Der »Hurensohn« hätte das Zeug zur Beleidigung, aber in einem Nicht-Schurkenstaat wäre ohnehin alles von der Kunstfreiheit gedeckt. Es handelt sich um Rap!
Hallo Auswärtiges Amt, bitte Reisewarnung für Spanien aktualisieren!
nischu
@teh In Sachen Katalonien denken sich der PP und seine Freunde in der Audiencia Nacional, die unglaublichsten Anschuldigungen aus. Die A. N. ist ein Schnellgericht, wo die "Sünder" sofort eingesperrt oder mit/ohne Kaution bis zum Gerichtstermin auf freien Fuss kommen. verantwortlich ein einziger Richter/in. Dieses Gericht hiess zu Francos Zeiten TOP - Tribunal de Orden Púplico. Wegen angeblicher Ungehorsamkeit, Sedition und Rebellion und Vergeudung von Saatsgeldern sitzen seit vier, bzw. "nur" drei Monaten katalanische Politiker in Untersuchungshaft, die sich freiwillig in Madrid gemeldet hatten. Alle Anträge wurden mit den fadenscheinigsten "Argumenten" abgelehnt. Selbst die Bitte um verlegung in ein Gefängnis bei Barcelona, wo sie regelmässisg den Besuch von Frau und Kindern bekommen könnten. Das ist reine S C H I K A N E!!! Mit Ausnahme der Vergeudung von Staatsgeldern zur Finanzierung der Voksbefragung, sind die anderen Anklagepunkte, auf die etwa bei Rebellion 30 Jahre Hafr stehen falsch und lächerlich Das Geld wurde von privaten Mäzenen gestellt: 1,5 MillonenEeuro. (Deer Staat hat daraus vier Millonen gemacht.
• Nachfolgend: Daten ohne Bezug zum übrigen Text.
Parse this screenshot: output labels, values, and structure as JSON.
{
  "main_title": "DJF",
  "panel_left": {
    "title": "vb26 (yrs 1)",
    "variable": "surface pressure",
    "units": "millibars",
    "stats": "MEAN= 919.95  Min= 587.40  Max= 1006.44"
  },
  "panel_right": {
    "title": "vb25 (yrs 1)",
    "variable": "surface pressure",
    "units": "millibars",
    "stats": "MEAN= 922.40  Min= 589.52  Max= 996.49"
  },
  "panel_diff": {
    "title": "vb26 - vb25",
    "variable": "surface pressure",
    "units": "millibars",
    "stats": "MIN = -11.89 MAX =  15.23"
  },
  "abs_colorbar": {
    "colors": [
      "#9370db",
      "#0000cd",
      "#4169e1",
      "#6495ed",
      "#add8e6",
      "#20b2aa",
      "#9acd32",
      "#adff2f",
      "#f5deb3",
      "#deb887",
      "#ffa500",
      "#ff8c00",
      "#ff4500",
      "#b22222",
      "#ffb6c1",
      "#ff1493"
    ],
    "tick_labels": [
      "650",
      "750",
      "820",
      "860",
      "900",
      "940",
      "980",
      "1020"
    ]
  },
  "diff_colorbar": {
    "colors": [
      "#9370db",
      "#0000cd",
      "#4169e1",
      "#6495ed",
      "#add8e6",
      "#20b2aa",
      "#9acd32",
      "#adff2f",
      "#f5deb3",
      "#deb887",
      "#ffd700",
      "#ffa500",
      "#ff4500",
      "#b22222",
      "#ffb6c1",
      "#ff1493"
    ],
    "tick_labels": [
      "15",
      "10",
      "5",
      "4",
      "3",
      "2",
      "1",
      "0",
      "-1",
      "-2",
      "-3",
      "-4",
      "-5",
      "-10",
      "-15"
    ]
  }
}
Der kriminelle Einsatz der spanischen Polizei,Über 1000 Verletzte, ein durch den Einsatz von Gummischutz verlorenes Auge und Millonen Euro Sachschaden in den Wahllokalen hat der Innenminister mit 78 Millonen angegeben. Rebellion gab es nicht einmal im Ansatz: Eine Volksbefragung ohne den Einsatz von Waffen ist keine Rebellion. Eine parlamentare Abstimmmung über die Gründung einer Katalanischen Republik ist keine Sedition. Pasiver Wiederstand gegen Rajoys Verbot , die Befragung und Abstimmung durchzuführen, könnte man als Ungehorsam eines autonomen Landes gegenüber einer Zentralregierung werten. Nun wurde auch der emtmachtete ex-Chef der katalanischen Polzei, Trapero, angeklagt, die spanische Polizei bei der Ausübung ihrer Pflicht behindert zu haben: ohne gegenteilige Order befahl er seinen Polizisten für Ordnung zu sorgen!